Semolina pasta dough recipe?
I recently toured a professional kitchen where the chef had a big, expensive pasta machine that would produce flat, stuffed or extruded pastas. The "dough" the chef used had only semolina flour, egg and water in it (the chef said he couldn't use any oil or salt in his pasta machine). I say "dough" in quotes, because in the machine's mixer, the dough looked very dry and crumbly, but it came out of the machine (which apparently compressed it) beautifully. He also said that by using 100% semolina flour and no AP flour, he had no issue with the undried pasta sticking together. He even rolled long flat sheets around a roller (for lasagna or ravioli) with no concern of the pasta sticking together.
All recipes I have found for semolina pasta dough have a mixture of both AP and semolina (generally 50/50 or so). The pasta recipe I have used so far with my Atlas pasta roller is 100% AP flour (2 cups), 3 eggs, 1 tbsp salt and 1 tsp olive oil. I need this into a smooth ball, let rest 30 minutes, then begin processing through the Atlas until smooth, then gradually rolling to desired thickness. It doesn't seem to me this would work with the dough I saw this chef using - it just seemed to dry for that approach.
Does anyone have a 100% semolina dough recipe, and is that something that would work with an Atlas roller? Any thoughts?
P.S. The chef also introduced me to a new extruded pasta shape I had never heard of or seen on any many called "gigli". It's name comes from its resemblance to a flower of the same name. Is this new for anyone else as well? It's sort of conical like a calla lily, but with a frilly edge at the top.
Emeril and Mario both have a semolina only pasta recipes on the food network site
I think the pasta sounds like Campanelle?
I've used both a few types of pasta machines, a large commercial machine that mixed the dough in a hopper and rolled out flat sheets, then by changing the dies, would cut the dough into various shapes, and also the smaller Atlas; we used 100% semolina flour in the commercial machine (it was in a professional setting.) It's completely possible to use just 100% semolina flour, eggs and salt for the dough, especially when using a machine to roll it out. It your dough is too dry, spritz it with a little water. I recommend letting the dough rest before rolling, and unlike your chef, I would add a little olive oil, a teaspoon or so per cup of flour. As ROCKLES said, there are plenty of semolina only dough recipes on the web.
On the matter of your pasta shape, there is a gigli, also referred to as cornetti; check this link for the photo:
I have not had luck with all semolina with a regular roller pasta machine. But I can use up to one half semolina if I put the semolina and eggs--with a dolop of olive oil-- in the food processor (I don't mix my dough by hand) and process that for a minute--it will be soupy--and then let it sit for another minute to get more hydrated. I then proceed with the AP flour until the right consistency, just short of turning into a ball. Let it rest wrapped and proceed with rolling.

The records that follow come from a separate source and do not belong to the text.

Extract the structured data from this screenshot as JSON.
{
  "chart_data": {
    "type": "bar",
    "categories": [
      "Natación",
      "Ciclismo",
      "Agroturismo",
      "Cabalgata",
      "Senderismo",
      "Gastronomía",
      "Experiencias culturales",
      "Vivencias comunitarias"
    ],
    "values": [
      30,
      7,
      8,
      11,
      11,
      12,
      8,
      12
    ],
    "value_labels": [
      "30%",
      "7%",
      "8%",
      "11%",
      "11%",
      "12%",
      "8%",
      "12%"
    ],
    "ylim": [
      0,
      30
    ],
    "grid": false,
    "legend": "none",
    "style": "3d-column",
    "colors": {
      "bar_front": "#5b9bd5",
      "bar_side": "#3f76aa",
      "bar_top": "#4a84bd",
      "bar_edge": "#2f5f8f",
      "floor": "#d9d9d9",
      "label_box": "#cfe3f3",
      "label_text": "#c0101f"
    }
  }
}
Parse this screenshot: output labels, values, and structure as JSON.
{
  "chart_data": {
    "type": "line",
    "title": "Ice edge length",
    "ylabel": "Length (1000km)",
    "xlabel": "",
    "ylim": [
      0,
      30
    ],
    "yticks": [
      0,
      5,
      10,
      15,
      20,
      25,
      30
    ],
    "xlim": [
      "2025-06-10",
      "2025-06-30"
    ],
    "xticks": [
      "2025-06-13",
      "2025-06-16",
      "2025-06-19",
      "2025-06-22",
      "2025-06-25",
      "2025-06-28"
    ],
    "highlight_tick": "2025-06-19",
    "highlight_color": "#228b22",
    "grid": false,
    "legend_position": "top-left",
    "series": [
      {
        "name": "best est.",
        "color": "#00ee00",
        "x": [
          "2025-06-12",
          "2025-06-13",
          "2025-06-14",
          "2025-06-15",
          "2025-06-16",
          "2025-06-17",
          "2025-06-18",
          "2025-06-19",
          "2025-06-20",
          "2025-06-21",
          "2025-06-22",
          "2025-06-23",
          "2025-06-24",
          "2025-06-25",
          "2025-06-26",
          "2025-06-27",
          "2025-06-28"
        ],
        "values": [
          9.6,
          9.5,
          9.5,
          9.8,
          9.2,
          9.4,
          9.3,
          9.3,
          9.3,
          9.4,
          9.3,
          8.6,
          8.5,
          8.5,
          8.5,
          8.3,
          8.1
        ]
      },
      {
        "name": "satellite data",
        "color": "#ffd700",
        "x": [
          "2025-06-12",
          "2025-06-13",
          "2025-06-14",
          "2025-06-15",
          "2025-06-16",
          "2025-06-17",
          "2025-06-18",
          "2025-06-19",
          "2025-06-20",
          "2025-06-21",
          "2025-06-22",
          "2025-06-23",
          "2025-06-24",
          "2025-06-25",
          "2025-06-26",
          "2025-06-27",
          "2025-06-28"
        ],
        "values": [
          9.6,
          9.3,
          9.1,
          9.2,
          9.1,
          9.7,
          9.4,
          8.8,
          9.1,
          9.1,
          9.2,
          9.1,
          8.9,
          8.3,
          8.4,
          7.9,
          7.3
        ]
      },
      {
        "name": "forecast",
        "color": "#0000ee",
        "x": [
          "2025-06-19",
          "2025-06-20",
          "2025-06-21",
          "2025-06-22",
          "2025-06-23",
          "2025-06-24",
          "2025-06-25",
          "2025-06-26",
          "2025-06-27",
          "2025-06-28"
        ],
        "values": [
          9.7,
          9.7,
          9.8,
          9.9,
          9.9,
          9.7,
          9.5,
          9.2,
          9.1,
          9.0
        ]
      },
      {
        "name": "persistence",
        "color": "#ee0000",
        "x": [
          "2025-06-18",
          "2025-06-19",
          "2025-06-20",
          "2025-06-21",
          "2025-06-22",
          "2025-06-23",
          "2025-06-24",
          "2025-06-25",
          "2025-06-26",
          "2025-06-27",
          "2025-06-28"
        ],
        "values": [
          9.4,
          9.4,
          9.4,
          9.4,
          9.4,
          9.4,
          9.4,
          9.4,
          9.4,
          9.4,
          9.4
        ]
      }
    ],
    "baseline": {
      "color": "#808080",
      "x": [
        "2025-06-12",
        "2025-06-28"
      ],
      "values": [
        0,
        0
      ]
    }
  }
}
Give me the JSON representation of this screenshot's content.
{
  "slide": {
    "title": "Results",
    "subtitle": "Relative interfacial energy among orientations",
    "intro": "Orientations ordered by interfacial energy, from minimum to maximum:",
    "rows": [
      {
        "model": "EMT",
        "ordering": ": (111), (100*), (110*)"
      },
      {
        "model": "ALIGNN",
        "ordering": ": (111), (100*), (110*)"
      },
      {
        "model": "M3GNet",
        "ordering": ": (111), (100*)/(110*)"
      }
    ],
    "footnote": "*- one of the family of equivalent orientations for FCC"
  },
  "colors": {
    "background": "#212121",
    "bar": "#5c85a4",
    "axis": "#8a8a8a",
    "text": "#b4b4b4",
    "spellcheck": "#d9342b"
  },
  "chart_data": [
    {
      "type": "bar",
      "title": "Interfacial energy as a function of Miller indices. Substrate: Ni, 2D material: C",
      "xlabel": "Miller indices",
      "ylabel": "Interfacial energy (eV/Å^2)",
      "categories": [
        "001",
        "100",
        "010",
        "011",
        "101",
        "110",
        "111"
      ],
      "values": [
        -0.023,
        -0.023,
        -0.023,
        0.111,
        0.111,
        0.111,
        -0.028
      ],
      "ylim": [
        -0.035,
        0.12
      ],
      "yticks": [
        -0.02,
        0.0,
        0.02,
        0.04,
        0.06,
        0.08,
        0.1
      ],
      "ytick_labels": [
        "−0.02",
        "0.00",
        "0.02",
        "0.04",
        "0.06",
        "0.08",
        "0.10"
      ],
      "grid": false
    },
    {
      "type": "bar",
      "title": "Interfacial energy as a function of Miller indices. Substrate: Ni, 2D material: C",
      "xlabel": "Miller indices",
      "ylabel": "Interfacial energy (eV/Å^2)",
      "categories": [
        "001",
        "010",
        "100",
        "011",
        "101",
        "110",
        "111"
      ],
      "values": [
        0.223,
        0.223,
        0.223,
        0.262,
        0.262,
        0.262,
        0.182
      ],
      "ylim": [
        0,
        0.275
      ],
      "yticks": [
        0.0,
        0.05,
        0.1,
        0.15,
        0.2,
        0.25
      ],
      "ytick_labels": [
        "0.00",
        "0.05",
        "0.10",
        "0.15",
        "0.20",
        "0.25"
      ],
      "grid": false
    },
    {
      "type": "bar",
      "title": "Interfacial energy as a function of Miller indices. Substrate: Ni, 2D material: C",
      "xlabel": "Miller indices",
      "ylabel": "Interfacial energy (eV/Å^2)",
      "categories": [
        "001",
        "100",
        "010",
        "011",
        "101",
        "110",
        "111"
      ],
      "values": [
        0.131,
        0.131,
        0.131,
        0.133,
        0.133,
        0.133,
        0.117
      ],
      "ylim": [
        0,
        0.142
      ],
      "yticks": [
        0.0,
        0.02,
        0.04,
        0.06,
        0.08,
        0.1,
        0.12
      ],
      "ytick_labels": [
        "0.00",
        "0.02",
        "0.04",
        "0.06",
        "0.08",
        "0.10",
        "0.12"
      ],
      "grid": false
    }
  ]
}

I have made pasta with semolina with no problems but you need to keep it a little thicker than pasta made with regular flour. I would not add water though, if your pasta dough does not roll well and stays too crumbly add egg yolk. As I live in Italy the semolina we use is rather finely ground. If the flour you use is too course you might also have problems keeping it together.
I have the hardest time making semolina pasta. I have tried with every recipe that I have found. I always end up with hard pasta. It really can't even make it thru the machine. Its too hard. I started running my semolina in my Vitamix for a while to make it finer. I just tried again tonight using 1C semolina, 1C flour, 3 eggs, 1tbl EVOO & 1 tsp salt. I mix the flours & salt together, meanwhile I whisk eggs & oil then slowly add wet to dry in my tabletop mixer. Once it comes together its too hard to use.
My company makes artisanal pasta and in my opinion pasta is not made by formula, it is made by feel. In addition, most people make the dough backwards. By that I mean adding wet to dry. In the most basic of methods, the well, you start out with eggs in the well and pull dry ingredients into it, stopping when the dough comes together. Working with a machine as we do is no different. Put the wet ingredients into your mixer and add dry to it while it is running. Allow the dry ingredients to become hydrated before continuing to add more. The tackiness of the dough will tell you when you've got it right, not a measuring cup. For filled pasta we use a slightly tackier dough because it will be stretched to accommodate the filling. Generally you want it to be wet enough to feel a little sticky but not wet enough to stick to your hands when you knead it.
I have worked in restaurants that use only semolina flour pastas. 10 whole eggs to 1kg semolina flour, no water. Additional flour may need to be added as a result of humidity, just gotta feel it after its been in the mixer for a bit.